Durante veinte años escribí una serie de cuentos fantásticos, cuentos que están entre los más queridos, los más sentidos, que he escrito. Dos cuentos de fantasmas, que escribí a los treinta años, con tanta fluidez que sospeché que me los había dictado un fantasma. Cuentos, como El diablo enamorado y La sangre de Cristo, que crecieron al fuego de los viejos poemas del ciclo artúrico, y con esos recursos de la prosa a los que solo la poesía puede apelar.
Los cuentos fueron escritos casi como experiencias, y con rigurosas, pero elásticas, estructuras narrativas. En la hora del canto del zorzal, en la madrugada de Barrio Samoré, los mitos y leyendas son un alimento frecuente. Un pájaro se enamora de su fecha, un hada maléfica diferente, un diablo femenino, un bosque tenebroso, habitado por el Lobo.

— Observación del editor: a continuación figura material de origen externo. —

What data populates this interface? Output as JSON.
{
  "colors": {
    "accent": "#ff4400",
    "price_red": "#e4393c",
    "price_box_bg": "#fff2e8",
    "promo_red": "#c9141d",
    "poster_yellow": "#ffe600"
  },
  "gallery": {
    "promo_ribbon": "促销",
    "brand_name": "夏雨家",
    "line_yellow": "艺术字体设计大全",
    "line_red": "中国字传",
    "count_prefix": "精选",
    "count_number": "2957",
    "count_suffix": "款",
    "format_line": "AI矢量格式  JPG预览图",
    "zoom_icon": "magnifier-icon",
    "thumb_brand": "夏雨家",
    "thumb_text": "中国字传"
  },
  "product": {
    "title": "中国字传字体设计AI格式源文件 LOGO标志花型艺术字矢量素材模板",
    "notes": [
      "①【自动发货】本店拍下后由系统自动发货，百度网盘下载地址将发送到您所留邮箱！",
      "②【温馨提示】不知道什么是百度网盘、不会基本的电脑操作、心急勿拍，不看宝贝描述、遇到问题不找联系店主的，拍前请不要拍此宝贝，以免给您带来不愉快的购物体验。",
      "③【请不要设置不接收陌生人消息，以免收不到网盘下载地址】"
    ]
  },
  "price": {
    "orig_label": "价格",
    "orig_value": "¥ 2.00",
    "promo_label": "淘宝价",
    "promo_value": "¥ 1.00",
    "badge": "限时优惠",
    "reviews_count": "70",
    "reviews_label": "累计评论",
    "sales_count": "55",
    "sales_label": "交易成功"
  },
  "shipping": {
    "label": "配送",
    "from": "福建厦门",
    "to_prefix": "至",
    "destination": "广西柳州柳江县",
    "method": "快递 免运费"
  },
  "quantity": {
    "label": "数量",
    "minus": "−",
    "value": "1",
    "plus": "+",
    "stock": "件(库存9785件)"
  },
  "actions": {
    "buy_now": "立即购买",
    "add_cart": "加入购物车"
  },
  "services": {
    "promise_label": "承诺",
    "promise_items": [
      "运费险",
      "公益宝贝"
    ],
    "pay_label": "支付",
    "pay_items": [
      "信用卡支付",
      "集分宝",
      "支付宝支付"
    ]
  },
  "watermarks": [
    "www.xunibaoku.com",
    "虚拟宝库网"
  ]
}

El relato La cifra adversa, merece un párrafo aparte. Cuento borgeano, sobre un personaje histórico que me resulta fascinante, Pico della Mirandola. Fue escrito en una oficina de una biblioteca mientras yo trabajaba, justamente, con la biblioteca personal de Jorge Luis Borges. Está inspirado por sus citas, su letra, su universo. Pero con un protagonista, maestro del humanismo salvaje renacentista, que siento muy propio de mi narrativa.
De niña tuve Los Cuentos de Hadas de los hermanos Grimm, Quizá realmente hada signifique fata, destino en latín. Cuentos de destino. Desde esa lectura del asombro a mis siete años hasta este libro han pasado largos años, de lectura, escritura y experimentación.
Bienvenidas las hadas y los cuentos.